True Christians, those born of God, have love for their brothers placed in their hearts by the Lord, so that we know that we have passed from death to life, because we love our brothers. Loving our brothers does not give us eternal life. God does that through Christ. If we have eternal life, we will manifest it by loving our brothers. We may have difficulty loving some Christians who make it hard to love them, but a fundamental desire to love them will show through our lives. Even Jesus’ disciples quarreled among themselves about who would be the greatest among them. That was an unloving thing to do. It did not, however, relegate them to the realm of the unsaved.
Next in the succession of challenging declarations is that anyone who does not love remains in death; if anyone hates his brother, he is a murderer; and no murderer has eternal life in him. We must again stop to consider what John might have meant by this statement. The options are the same as the previous difficult statements.
- The Face-Value View. This view takes the words at face value. If you hate your brother to the point of being willing to murder him, or if you actually murder him, you are not a Christian. This level of hatred is incompatible with the regenerate life. Does this mean that a person who has killed someone cannot be saved? History, I think, disproves that option.

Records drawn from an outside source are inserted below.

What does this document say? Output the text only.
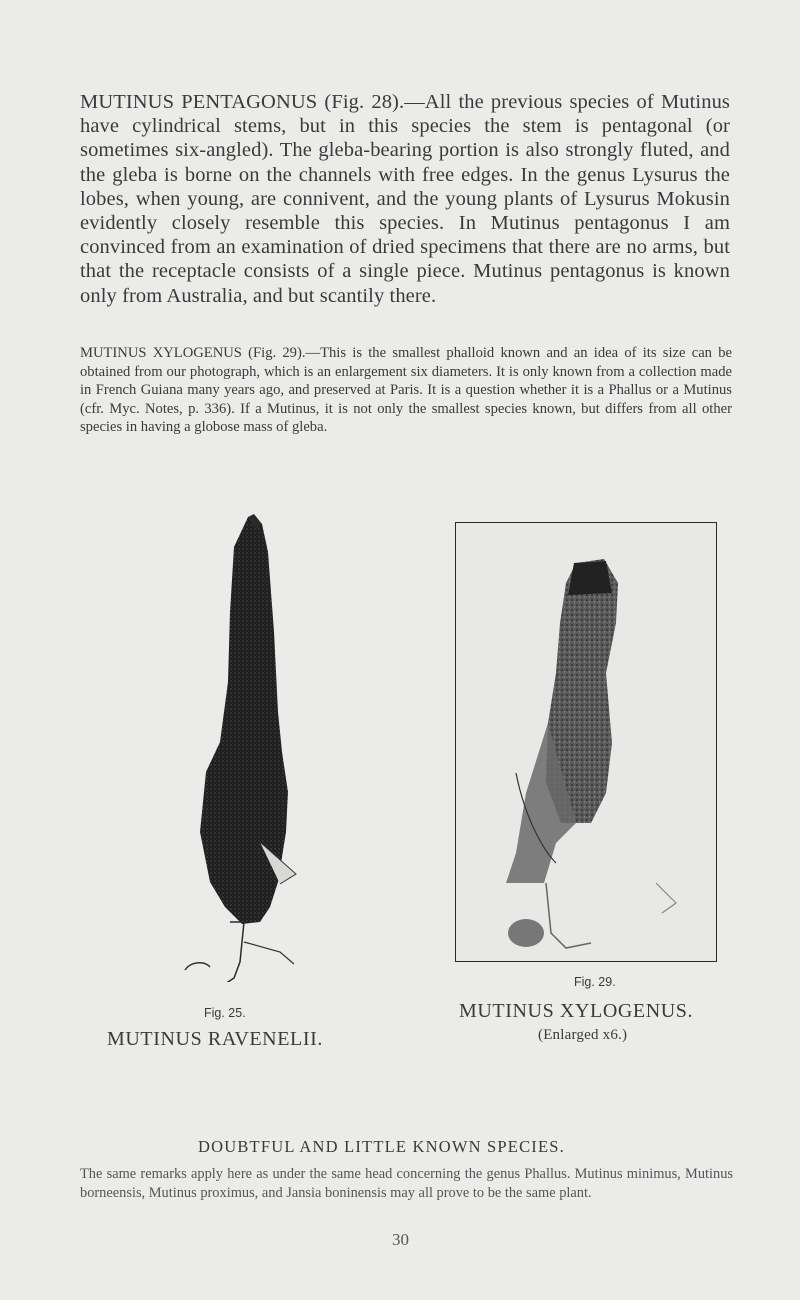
MUTINUS PENTAGONUS (Fig. 28).—All the previous species of Mutinus have cylindrical stems, but in this species the stem is pentagonal (or sometimes six-angled). The gleba-bearing portion is also strongly fluted, and the gleba is borne on the channels with free edges. In the genus Lysurus the lobes, when young, are connivent, and the young plants of Lysurus Mokusin evidently closely resemble this species. In Mutinus pentagonus I am convinced from an examination of dried specimens that there are no arms, but that the receptacle consists of a single piece. Mutinus pentagonus is known only from Australia, and but scantily there.
MUTINUS XYLOGENUS (Fig. 29).—This is the smallest phalloid known and an idea of its size can be obtained from our photograph, which is an enlargement six diameters. It is only known from a collection made in French Guiana many years ago, and preserved at Paris. It is a question whether it is a Phallus or a Mutinus (cfr. Myc. Notes, p. 336). If a Mutinus, it is not only the smallest species known, but differs from all other species in having a globose mass of gleba.
Fig. 25.
MUTINUS RAVENELII.
Fig. 29.
MUTINUS XYLOGENUS.
(Enlarged x6.)
DOUBTFUL AND LITTLE KNOWN SPECIES.
The same remarks apply here as under the same head concerning the genus Phallus. Mutinus minimus, Mutinus borneensis, Mutinus proximus, and Jansia boninensis may all prove to be the same plant.
30
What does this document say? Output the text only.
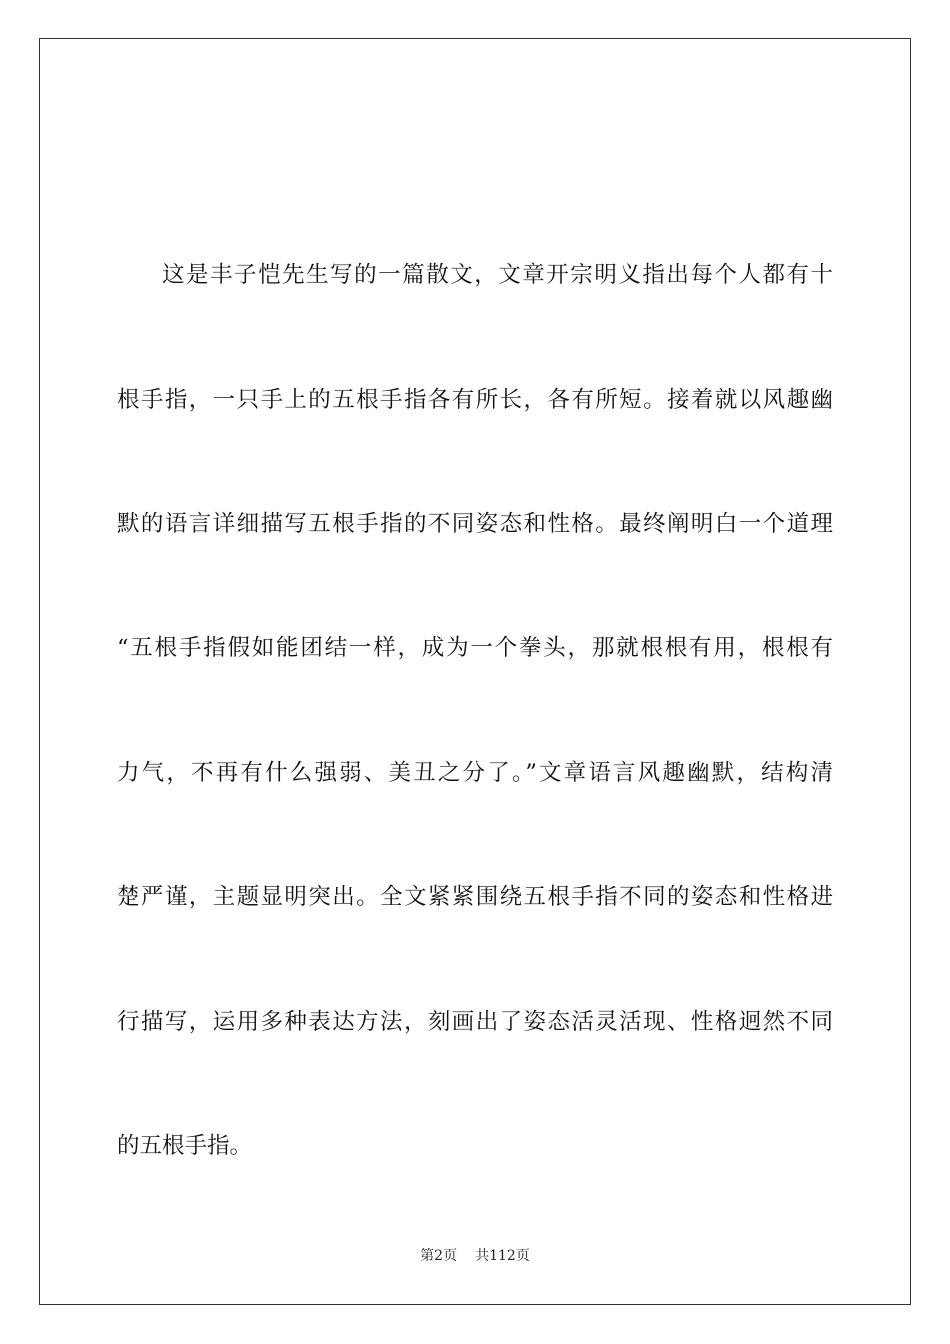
这是丰子恺先生写的一篇散文，文章开宗明义指出每个人都有十
根手指，一只手上的五根手指各有所长，各有所短。接着就以风趣幽
默的语言详细描写五根手指的不同姿态和性格。最终阐明白一个道理
“五根手指假如能团结一样，成为一个拳头，那就根根有用，根根有
力气，不再有什么强弱、美丑之分了。”文章语言风趣幽默，结构清
楚严谨，主题显明突出。全文紧紧围绕五根手指不同的姿态和性格进
行描写，运用多种表达方法，刻画出了姿态活灵活现、性格迥然不同
的五根手指。
第2页 共112页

- The Abiding View. Zane Hodges writes in the Bible Knowledge Commentary that “it is an illusion to believe that a real Christian is incapable of hatred and murder” (p. 896). He cites the examples of David when he killed Uriah the Hittite and of Peter who warned his Christian readers not to let any of them suffer as a murderer (1 Pet. 4:15).
The key to this view is the word abiding which the NIV does not translate. We could translate more literally, “No murderer has eternal life abiding in him.” The Christian, as long as he is abiding in Christ—or living in conscious fellowship with Christ—would certainly never murder anyone. If he murders someone, it is because he is not abiding in Christ. In this sense, eternal life and Christ must be seen as synonyms.

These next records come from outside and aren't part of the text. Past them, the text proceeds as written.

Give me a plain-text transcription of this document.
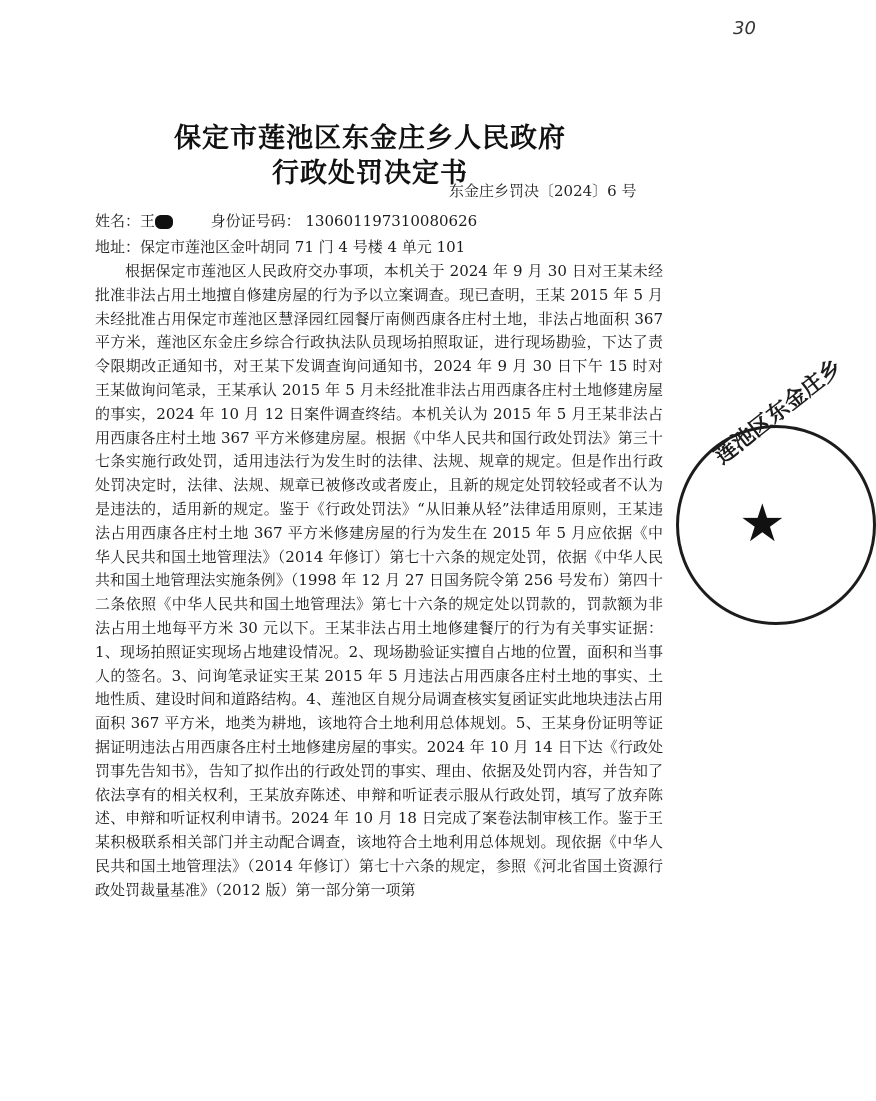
30
保定市莲池区东金庄乡人民政府
行政处罚决定书
东金庄乡罚决〔2024〕6 号
姓名：王	身份证号码： 130601197310080626
地址：保定市莲池区金叶胡同 71 门 4 号楼 4 单元 101
根据保定市莲池区人民政府交办事项，本机关于 2024 年 9 月 30 日对王某未经批准非法占用土地擅自修建房屋的行为予以立案调查。现已查明，王某 2015 年 5 月未经批准占用保定市莲池区慧泽园红园餐厅南侧西康各庄村土地，非法占地面积 367 平方米，莲池区东金庄乡综合行政执法队员现场拍照取证，进行现场勘验，下达了责令限期改正通知书，对王某下发调查询问通知书，2024 年 9 月 30 日下午 15 时对王某做询问笔录，王某承认 2015 年 5 月未经批准非法占用西康各庄村土地修建房屋的事实，2024 年 10 月 12 日案件调查终结。本机关认为 2015 年 5 月王某非法占用西康各庄村土地 367 平方米修建房屋。根据《中华人民共和国行政处罚法》第三十七条实施行政处罚，适用违法行为发生时的法律、法规、规章的规定。但是作出行政处罚决定时，法律、法规、规章已被修改或者废止，且新的规定处罚较轻或者不认为是违法的，适用新的规定。鉴于《行政处罚法》“从旧兼从轻”法律适用原则，王某违法占用西康各庄村土地 367 平方米修建房屋的行为发生在 2015 年 5 月应依据《中华人民共和国土地管理法》（2014 年修订）第七十六条的规定处罚，依据《中华人民共和国土地管理法实施条例》（1998 年 12 月 27 日国务院令第 256 号发布）第四十二条依照《中华人民共和国土地管理法》第七十六条的规定处以罚款的，罚款额为非法占用土地每平方米 30 元以下。王某非法占用土地修建餐厅的行为有关事实证据：1、现场拍照证实现场占地建设情况。2、现场勘验证实擅自占地的位置，面积和当事人的签名。3、问询笔录证实王某 2015 年 5 月违法占用西康各庄村土地的事实、土地性质、建设时间和道路结构。4、莲池区自规分局调查核实复函证实此地块违法占用面积 367 平方米，地类为耕地，该地符合土地利用总体规划。5、王某身份证明等证据证明违法占用西康各庄村土地修建房屋的事实。2024 年 10 月 14 日下达《行政处罚事先告知书》，告知了拟作出的行政处罚的事实、理由、依据及处罚内容，并告知了依法享有的相关权利，王某放弃陈述、申辩和听证表示服从行政处罚，填写了放弃陈述、申辩和听证权利申请书。2024 年 10 月 18 日完成了案卷法制审核工作。鉴于王某积极联系相关部门并主动配合调查，该地符合土地利用总体规划。现依据《中华人民共和国土地管理法》（2014 年修订）第七十六条的规定，参照《河北省国土资源行政处罚裁量基准》（2012 版）第一部分第一项第
莲池区东金庄乡
★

Again, we must appeal to the context. All of us can recall times when we have not loved our brothers, or we can think of people we don’t like to associate with. As a result, we can conclude that we are not Christians. This would be an overreaction. John writes in a context of extreme contrasts. He does not suggest that we are not Christian if we love imperfectly.
3. The Continuing-to-Hate View. The final view of these verses treats hate and murder the same as “sin” in verses 6 and 9. A Christian might hate or murder someone, but if this happened, he or she would be overcome with remorse. If a person is willing to harbor habitual hate, or have no remorse at murder, that person is not a Christian. No one whose life is characterized by hate or murder can be a Christian.
NOTE BY EDWARD D. ANDREWS: Christians must love their brothers and sisters in the faith. This does not mean that we love the pseudo-Christians. It is referring to true Christians in the faith. We do have a love for false Christians in a different sense, in that we do what Jude said, save them from the fire. In other words, we try to reason with them from the Scriptures, explaining, proving, and persuading if possible. But we do not water down or soften the Word of God to get along with false Christians. Our objective is to apply and obey the Word of God, not please man.